Zinke on Wednesday will visit Paradise, Calif., the site of the still-burning Camp Fire that has killed at least 42 people in the northern part of the state. The secretary will then visit a community devastated by the Woolsey Fire that has burned more than 100,000 acres spanning across Malibu, Thousand Oaks and Calabasas in Southern California. He also plans to meet with California Gov. Jerry Brown (D).
The Interior secretary canceled a previously planned official visit to Asia at the behest of the White House to address the ongoing California wildfire, an Interior spokesperson told The Hill.
Zinke’s plans to visit the state comes days after President Trump tweeted Saturday that California’s wildfires were caused by poor forest management and threatened to withhold emergency funding. The comments created a cascade of negative reactions from state and federal lawmakers, who in turn argued the fires were a result of increased drought caused by climate change.
“Managing all the forests everywhere we can does not stop climate change, and those who deny that definitely are contributing to the tragedies that we are witnessing and will continue to witness,” Brown said in remarks directed toward the president Sunday.

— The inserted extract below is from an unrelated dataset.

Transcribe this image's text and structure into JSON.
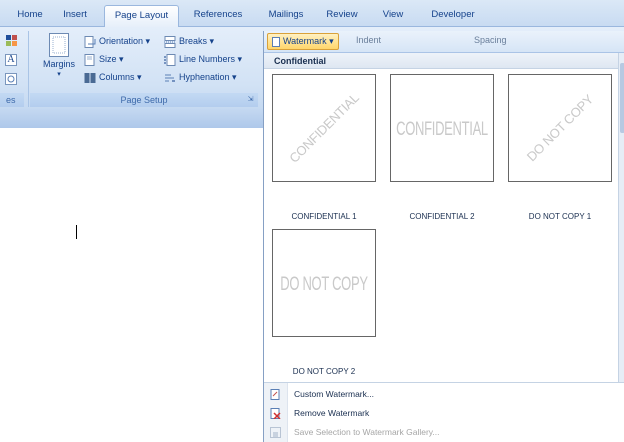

The trip will be Zinke’s second to California since the summer to address the issue of wildfires. In August, the secretary traveled to Redwood, Calif., with Agriculture Secretary Sonny Perdue to preach increased forest management — a word often used to describe logging. Perdue oversees the U.S. Forest Service.
At the time Zinke said California’s fires were not an effect of climate change, but rather of a state afraid to cut down trees.
TRUMP EPA OFFICIAL INDICTED IN ALABAMA: An Environmental Protection Agency (EPA) official in the Trump administration was indicted Tuesday on charges stemming from a previous job.
Trey Glenn, the regional director for EPA’s southeast region, helped Birmingham, Ala., law firm Balch & Bingham between 2014 and 2017 fight potential EPA actions to clean up contaminated sites in north Birmingham and Tarrant on behalf of Drummond Co., which could be responsible for the cleanups.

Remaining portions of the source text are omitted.